Akello Grace was abducted by the Lord’s Resistance Army when she was six years old. She spent the next sixteen years as a child soldier and sex slave. She was rescued by the UDPF (the Ugandan Army) in 2005, and spent three years in rehabilitation. But the experience left her with HIV and permanent physical problems from firing heavy artillery. After her time in rehabilitation, she married and had four children, who also contracted HIV. Then, in 2014, her husband died.
Grace’s situation was desperate. To survive, she had to find a way to get ARVs for herself and her children every month. She dug in other people’s gardens to glean food. They had no bed, not even a mat, to sleep on; they all shared one bedsheet at night. They had no latrine. Their meager house leaked badly in the rain. They could not afford soap, so the family was filthy—from their bodies to their clothes to their dishes and home.
Although the church members in Grace’s community didn’t know her whole story, they did see her terrible living conditions. So, after studying TCT Module 1 through a program of Food for the Hungry, they quickly identified Grace and her children as the neediest family in their village.

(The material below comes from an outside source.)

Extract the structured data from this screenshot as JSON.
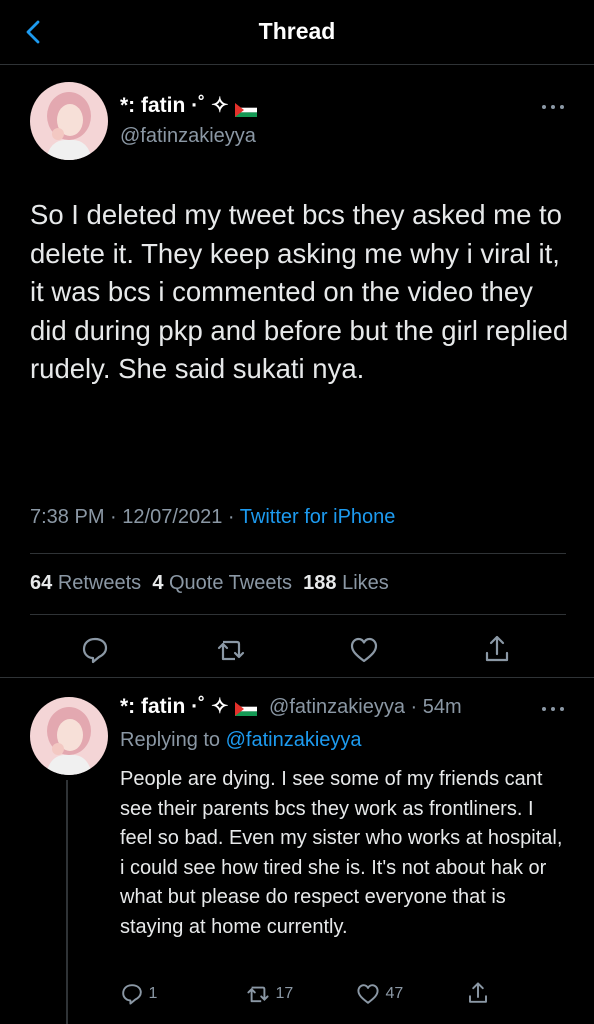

Along with their own members, the church mobilized others in the community as well. Together, they gathered local materials—poles, grasses, seeds, food stuffs, pangas (machetes), and hand hoes. When all these people showed up to help her, Grace was sceptical that they would really finish renovating her house.
But, working together, the church and community quickly repaired Grace’s house, dug a pit latrine, built a bath shelter, and planted beans. Grace could hardly believe the help that was given so freely to her. She opened up to the church members about the many struggles of her life, and expressed great thanks to God and His people for helping her.